Some help so i can actually test in-game would be nice.

EDIT: Was able to fix it by setting -WINDOWED as a startup argument. Joining the lobby eats up my memory and it’s now at 4500MB ram usage so there’s some memory leak for sure. I then forced quit it since i only have 8GB of ram. Will be back reporting on trying to join condo/minigames

EDIT2: Hosting a Minigolf (Altitude) game alone seems to work fine, 1300MB of ram usage.

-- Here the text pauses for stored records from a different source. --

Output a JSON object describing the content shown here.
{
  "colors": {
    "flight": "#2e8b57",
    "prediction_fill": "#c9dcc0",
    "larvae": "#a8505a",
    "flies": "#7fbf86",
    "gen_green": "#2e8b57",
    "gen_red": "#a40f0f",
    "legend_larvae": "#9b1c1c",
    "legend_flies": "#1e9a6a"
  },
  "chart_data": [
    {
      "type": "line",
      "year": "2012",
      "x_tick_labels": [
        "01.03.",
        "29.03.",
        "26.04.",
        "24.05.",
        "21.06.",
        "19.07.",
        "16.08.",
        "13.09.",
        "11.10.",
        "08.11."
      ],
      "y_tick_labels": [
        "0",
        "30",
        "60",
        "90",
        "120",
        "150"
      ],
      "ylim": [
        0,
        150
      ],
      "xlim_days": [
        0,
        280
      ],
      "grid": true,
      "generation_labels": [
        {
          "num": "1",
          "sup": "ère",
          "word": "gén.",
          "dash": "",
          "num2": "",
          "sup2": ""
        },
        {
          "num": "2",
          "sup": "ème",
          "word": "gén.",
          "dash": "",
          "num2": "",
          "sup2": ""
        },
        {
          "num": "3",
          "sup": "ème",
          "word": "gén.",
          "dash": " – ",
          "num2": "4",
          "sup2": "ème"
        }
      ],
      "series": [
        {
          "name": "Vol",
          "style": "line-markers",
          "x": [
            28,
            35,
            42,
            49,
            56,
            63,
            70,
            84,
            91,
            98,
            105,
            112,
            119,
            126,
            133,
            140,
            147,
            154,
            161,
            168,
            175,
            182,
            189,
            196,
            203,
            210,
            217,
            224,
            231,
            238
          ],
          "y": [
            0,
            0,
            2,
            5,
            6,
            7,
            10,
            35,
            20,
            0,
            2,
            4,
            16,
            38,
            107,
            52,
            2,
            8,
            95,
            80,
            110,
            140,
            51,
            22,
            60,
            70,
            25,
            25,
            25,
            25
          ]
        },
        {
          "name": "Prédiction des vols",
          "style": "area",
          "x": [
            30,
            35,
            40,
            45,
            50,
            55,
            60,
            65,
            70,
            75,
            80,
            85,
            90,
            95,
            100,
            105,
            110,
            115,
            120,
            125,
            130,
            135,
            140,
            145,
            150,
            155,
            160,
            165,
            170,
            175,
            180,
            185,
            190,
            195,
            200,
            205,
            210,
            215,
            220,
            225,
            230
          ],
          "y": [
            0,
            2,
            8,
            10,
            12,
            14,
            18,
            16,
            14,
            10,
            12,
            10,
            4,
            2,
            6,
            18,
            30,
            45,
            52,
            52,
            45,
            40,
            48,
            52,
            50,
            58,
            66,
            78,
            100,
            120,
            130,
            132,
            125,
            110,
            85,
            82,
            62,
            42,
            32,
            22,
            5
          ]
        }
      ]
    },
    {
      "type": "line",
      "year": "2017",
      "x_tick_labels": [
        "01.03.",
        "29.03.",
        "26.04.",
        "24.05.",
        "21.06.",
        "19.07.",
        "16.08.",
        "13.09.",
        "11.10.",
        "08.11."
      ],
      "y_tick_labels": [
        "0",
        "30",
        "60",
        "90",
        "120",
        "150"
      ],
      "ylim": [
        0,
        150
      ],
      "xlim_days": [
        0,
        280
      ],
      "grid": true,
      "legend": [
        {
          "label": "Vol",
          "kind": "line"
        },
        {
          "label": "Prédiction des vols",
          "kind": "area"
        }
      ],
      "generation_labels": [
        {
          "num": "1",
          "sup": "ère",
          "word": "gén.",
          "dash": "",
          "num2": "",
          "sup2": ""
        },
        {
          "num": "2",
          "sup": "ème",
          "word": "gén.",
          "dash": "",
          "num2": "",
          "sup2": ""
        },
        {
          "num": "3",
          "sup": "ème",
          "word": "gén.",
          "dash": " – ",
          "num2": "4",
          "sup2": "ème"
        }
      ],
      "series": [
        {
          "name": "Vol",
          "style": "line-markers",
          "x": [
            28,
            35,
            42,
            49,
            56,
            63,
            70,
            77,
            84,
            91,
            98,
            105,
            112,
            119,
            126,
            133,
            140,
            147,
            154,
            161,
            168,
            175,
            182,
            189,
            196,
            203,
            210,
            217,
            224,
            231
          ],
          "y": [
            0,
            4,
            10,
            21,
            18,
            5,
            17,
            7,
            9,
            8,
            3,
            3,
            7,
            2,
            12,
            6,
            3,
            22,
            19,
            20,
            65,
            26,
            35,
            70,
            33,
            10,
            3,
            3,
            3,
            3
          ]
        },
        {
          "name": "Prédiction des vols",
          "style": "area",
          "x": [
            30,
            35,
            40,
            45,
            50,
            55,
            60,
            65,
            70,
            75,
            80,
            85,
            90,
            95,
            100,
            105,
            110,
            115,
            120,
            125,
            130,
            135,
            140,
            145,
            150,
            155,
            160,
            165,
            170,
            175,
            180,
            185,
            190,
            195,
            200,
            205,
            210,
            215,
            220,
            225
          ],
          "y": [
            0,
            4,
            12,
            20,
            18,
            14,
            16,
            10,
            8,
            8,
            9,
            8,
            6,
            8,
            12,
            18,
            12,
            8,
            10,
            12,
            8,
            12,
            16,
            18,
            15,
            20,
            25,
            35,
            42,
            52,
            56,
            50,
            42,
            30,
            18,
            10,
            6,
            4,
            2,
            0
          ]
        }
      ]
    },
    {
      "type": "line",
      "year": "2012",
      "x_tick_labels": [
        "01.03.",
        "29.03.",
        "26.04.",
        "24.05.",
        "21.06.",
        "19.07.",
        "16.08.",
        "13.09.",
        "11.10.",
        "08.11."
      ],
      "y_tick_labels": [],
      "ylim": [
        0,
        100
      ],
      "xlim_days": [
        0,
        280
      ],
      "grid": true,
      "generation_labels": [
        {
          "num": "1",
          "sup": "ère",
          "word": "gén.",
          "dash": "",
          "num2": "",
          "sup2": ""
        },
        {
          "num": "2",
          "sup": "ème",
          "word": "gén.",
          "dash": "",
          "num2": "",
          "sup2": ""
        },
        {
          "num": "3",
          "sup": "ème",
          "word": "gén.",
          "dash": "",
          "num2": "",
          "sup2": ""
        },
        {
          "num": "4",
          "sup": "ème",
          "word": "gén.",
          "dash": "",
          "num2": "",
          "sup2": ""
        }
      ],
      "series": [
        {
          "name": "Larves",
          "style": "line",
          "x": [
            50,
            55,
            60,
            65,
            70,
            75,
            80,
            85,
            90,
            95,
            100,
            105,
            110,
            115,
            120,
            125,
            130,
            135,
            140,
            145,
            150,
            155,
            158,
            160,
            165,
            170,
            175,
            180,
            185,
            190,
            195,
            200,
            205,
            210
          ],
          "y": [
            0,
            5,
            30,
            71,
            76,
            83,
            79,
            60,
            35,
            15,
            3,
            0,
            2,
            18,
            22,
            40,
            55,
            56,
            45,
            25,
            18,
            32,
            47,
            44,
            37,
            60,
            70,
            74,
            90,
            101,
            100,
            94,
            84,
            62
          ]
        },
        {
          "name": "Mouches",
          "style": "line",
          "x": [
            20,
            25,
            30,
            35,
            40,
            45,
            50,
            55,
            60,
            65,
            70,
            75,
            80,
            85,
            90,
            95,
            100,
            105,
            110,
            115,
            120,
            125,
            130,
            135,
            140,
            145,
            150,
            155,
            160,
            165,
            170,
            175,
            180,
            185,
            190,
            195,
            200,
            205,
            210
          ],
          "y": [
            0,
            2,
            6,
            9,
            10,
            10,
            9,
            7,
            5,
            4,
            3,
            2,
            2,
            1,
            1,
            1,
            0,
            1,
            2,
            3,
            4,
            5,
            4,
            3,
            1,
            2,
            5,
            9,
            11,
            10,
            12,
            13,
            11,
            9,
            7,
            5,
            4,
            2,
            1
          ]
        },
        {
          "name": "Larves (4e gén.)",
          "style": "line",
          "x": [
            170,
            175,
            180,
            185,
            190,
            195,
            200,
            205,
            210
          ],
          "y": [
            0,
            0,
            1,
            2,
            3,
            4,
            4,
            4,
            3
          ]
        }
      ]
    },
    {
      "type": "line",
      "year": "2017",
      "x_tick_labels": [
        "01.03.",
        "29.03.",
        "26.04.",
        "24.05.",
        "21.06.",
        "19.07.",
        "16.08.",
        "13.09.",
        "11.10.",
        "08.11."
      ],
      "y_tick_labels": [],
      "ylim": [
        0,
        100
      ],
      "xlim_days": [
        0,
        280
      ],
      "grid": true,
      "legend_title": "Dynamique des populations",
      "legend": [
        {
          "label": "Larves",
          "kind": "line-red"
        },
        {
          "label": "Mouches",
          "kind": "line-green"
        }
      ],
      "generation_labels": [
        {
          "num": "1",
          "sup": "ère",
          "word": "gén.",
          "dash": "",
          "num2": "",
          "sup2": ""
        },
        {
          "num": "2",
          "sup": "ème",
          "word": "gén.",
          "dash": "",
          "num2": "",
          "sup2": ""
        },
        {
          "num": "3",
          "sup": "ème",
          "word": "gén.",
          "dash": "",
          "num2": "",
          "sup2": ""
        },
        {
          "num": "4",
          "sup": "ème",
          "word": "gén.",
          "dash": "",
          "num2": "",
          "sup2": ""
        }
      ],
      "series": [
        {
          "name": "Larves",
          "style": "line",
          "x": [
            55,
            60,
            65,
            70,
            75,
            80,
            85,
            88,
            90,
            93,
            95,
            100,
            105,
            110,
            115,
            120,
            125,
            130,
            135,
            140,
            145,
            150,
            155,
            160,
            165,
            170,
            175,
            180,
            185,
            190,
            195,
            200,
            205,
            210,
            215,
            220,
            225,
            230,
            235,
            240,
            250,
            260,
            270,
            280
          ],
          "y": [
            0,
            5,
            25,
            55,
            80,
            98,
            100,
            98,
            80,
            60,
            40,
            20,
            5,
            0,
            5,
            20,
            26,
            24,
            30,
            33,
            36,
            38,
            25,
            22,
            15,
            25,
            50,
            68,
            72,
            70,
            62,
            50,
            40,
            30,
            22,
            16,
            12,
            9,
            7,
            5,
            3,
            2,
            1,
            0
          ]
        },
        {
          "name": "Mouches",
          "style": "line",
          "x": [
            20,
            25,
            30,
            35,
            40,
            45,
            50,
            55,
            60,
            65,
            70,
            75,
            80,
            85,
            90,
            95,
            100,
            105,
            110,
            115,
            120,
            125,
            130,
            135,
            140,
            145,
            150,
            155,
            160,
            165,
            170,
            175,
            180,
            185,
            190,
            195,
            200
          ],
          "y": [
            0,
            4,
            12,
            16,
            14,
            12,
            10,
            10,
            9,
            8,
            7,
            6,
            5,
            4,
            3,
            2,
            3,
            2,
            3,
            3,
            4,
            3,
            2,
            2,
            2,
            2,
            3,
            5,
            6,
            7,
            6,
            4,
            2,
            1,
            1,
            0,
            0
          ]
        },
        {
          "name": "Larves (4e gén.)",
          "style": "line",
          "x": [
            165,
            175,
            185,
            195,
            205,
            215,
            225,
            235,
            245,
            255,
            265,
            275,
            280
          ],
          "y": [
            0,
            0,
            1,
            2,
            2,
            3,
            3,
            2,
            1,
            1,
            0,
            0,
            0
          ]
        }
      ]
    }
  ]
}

EDIT3: There are some minor graphical artifacts on Altitude, not annoying or anything since it only seems to be with some particle effect in the background (skybox?). I am using the latest nvidia driver on Arch Linux.

EDIT4: Ballrace GLXY in multiplayer seemed to work, but also had graphical artifacts which made it kind of hard to play.

So what you’re saying is:

It supports UbunTU?


I mean, I guess that TU.



As I expressed in Discord, thank you!

Because of this beta release, I deleted my Win7 VM which was only used for TU and took up nearly 80GB of my precious SSD.

The only issue I noticed with fullscreen (borderless) was the cursor offset after losing and regaining focus, as I suspect was already known given the mention of alt-tab issues in the announcement. Switching to windowed and back resolves it until the next time. No crashes even when frequently changing focus and great frame rate with very minor freeze when loading in.

The graphical glitches, as expected, are the most obvious issue. Fortunately, they don’t impact playability much and I won’t complain aside from pointing out what I’m not sure is already known. I’m just happy to have the Linux client, which is far more playable than running it in VMware (didn’t work at all in WINE or VirtualBox). The glitchy glare/glow effect sometimes makes it difficult to see what’s near them, such as the screen it’s emanating from. That seems to improve a little by increasing effects quality, at the expense of causing some effect textures (e.g. player queues) to glitch in the manner described in the announcement. I may have settled on Medium effects for the best balance.

Keep up the good work! As a Linux user, while I would like to see quick fixes to those issues, I totally understand if fixing them takes a back seat until the end of EA. As long as things don’t get much worse, I’ll be more than happy to play.

I play all my games in a VM. I use KVM as the VM host. It supports a functionality called PCI-Passthrough, which allows you to passthrough a PCI(e) device to a VM. That way I got a native Fedora 25 installation running along with a WIndows 10 VM. And the performance is great!

I have an Intel 6700k, GTX 1060, 16GB DDR4, ran the VM off a Samsung 850 EVO. The main issue was that TU would freeze for ~1-5 seconds every time I turned, as though it had to load all the models/textures for everything entering my field of view. It was very annoying and caused some of the games to be difficult to play if not completely unplayable. I had looked into KVM a while back for Android emulation and determined it to be more trouble than it’s worth for how little I needed it. I much prefer to settle for the rendering glitches in the native client in order to get a smooth frame rate (average about 100fps if I turn off vsync, zero hiccups noticed after the initial load).

I don’t see much reason to play games in a VM these days, except for the very few that aren’t native or don’t work well in WINE. Of the 505 games in my Steam library, 343 have Linux support. Of the roughly half dozen I play that don’t support Linux, they work very well if not flawlessly in WINE. TU was the only game in years that I found the need to play in a VM, and even then it was thankfully only for a few months. I’m not saying playing in a VM is wrong, just rather inefficient in most cases and I suggest giving native or WINE a try. Even if the VM performance is on par with native (hard for me to believe even with KVM), you’re still storing an entire separate OS and allowing it to soak up additional memory, CPU, GPU, and I/O resources for its own operation. Sorry for the rant, but accepting compromises like dual-boot, VM or WINE, especially when native clients already exist, is why many developers don’t bother to make native Linux/Mac clients, and that makes me a sad penguin.